“Por quê?”, pergunta o menino diante do túmulo do pai. Primeiro, tentando se adequar ao papel do jovem órfão de quem esperam que traga a marca da perda precoce. Depois, como quem, aos poucos, se deixa tomar pela vastidão da pergunta, o nonsense da lápide em concreto frio, o nome talhado parecido com o seu e, de fato, o espanto que emerge diante da morte, da tragédia e seus não-ditos.
O que acontece quando uma pergunta vai se enraizando no peito a ponto de exigir o trabalho de uma vida?
“Uma peça autobiográfica é aquela que é impossível não fazer” é um pequeno bordão que partilho com meu amigo Rodolfo já há mais de uma década, em que vimos trocando nesse terreno movediço das criações que se dão na indiscernibilidade entre arte e vida, no território dos traumas e fantasmas. Não à toa são anos às voltas com tentativas de registros diante do fugidio da memória, à caça de pistas para completar as lacunas, a obsessão pelas diferentes versões, os sonhos, aquilo que emerge nos outros em lembranças, sustos, escapes, mágoas, suspiros, insights (porque um morto nunca é só nosso), as ressonâncias em livros, filmes (às vezes parece que tudo sintoniza com nossa paisagem interna) e, finalmente, a criação.
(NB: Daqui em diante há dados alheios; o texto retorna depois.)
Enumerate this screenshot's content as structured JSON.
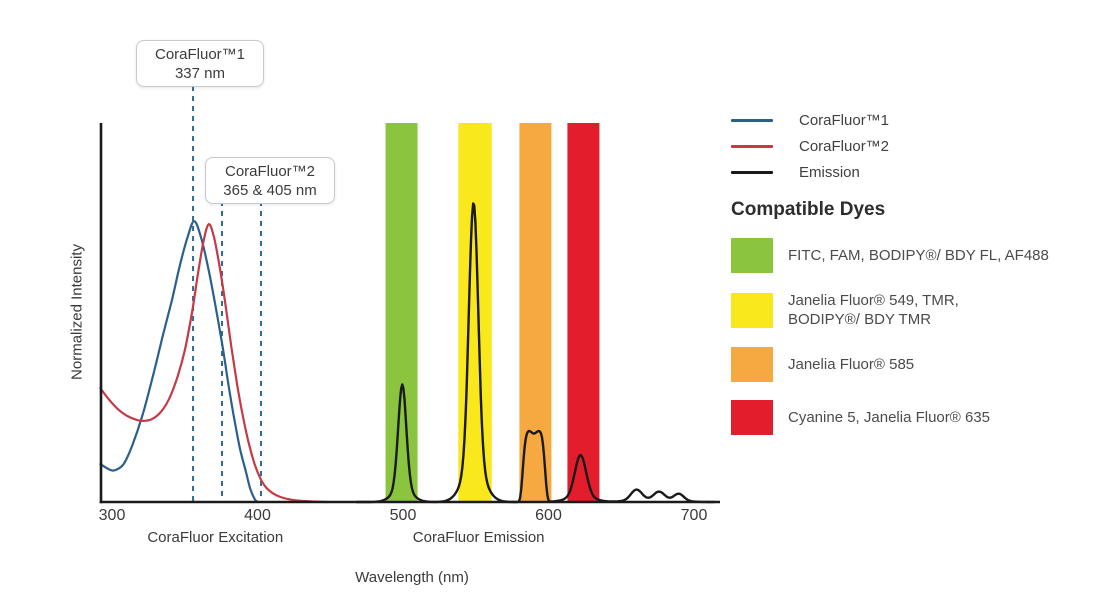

Ela que, através de inúmeros exercícios, no formato de textos, oficinas, cenas, manejo e produção de arquivos, ficcionalizações, se torna este espaço possível para dar forma ao indizível, contorno a um vazio.
Diante dos silêncios e do tabu frente à morte, das lacunas em relação à própria história, da solidão e não-ditos impenetráveis do próprio pai, Rodolfo com pequenas unhas afiadas adentra essa paisagem escura e emerge dela como artista, filho, homem e pai, trazendo notícias de lá — da travessia? do trauma? do vazio? — para nós aqui, os ainda vivos.
Porque o que é aterrador é que tenhamos tão poucas respostas para a morte. E o que é maravilhoso é que tenhamos tão poucas respostas para ela e, por isso, a morte segue sendo, talvez, uma das experiências que mais produz vida naqueles que ficam. E lá se vão anos de trabalho. Trabalho de luto, de sentido, de suportar a falta dele e criar com isso. Galo índio. Celebro o nascimento deste livro, assim como celebro a jornada do meu amigo Rodolfo e seu menino de unhas afiadas.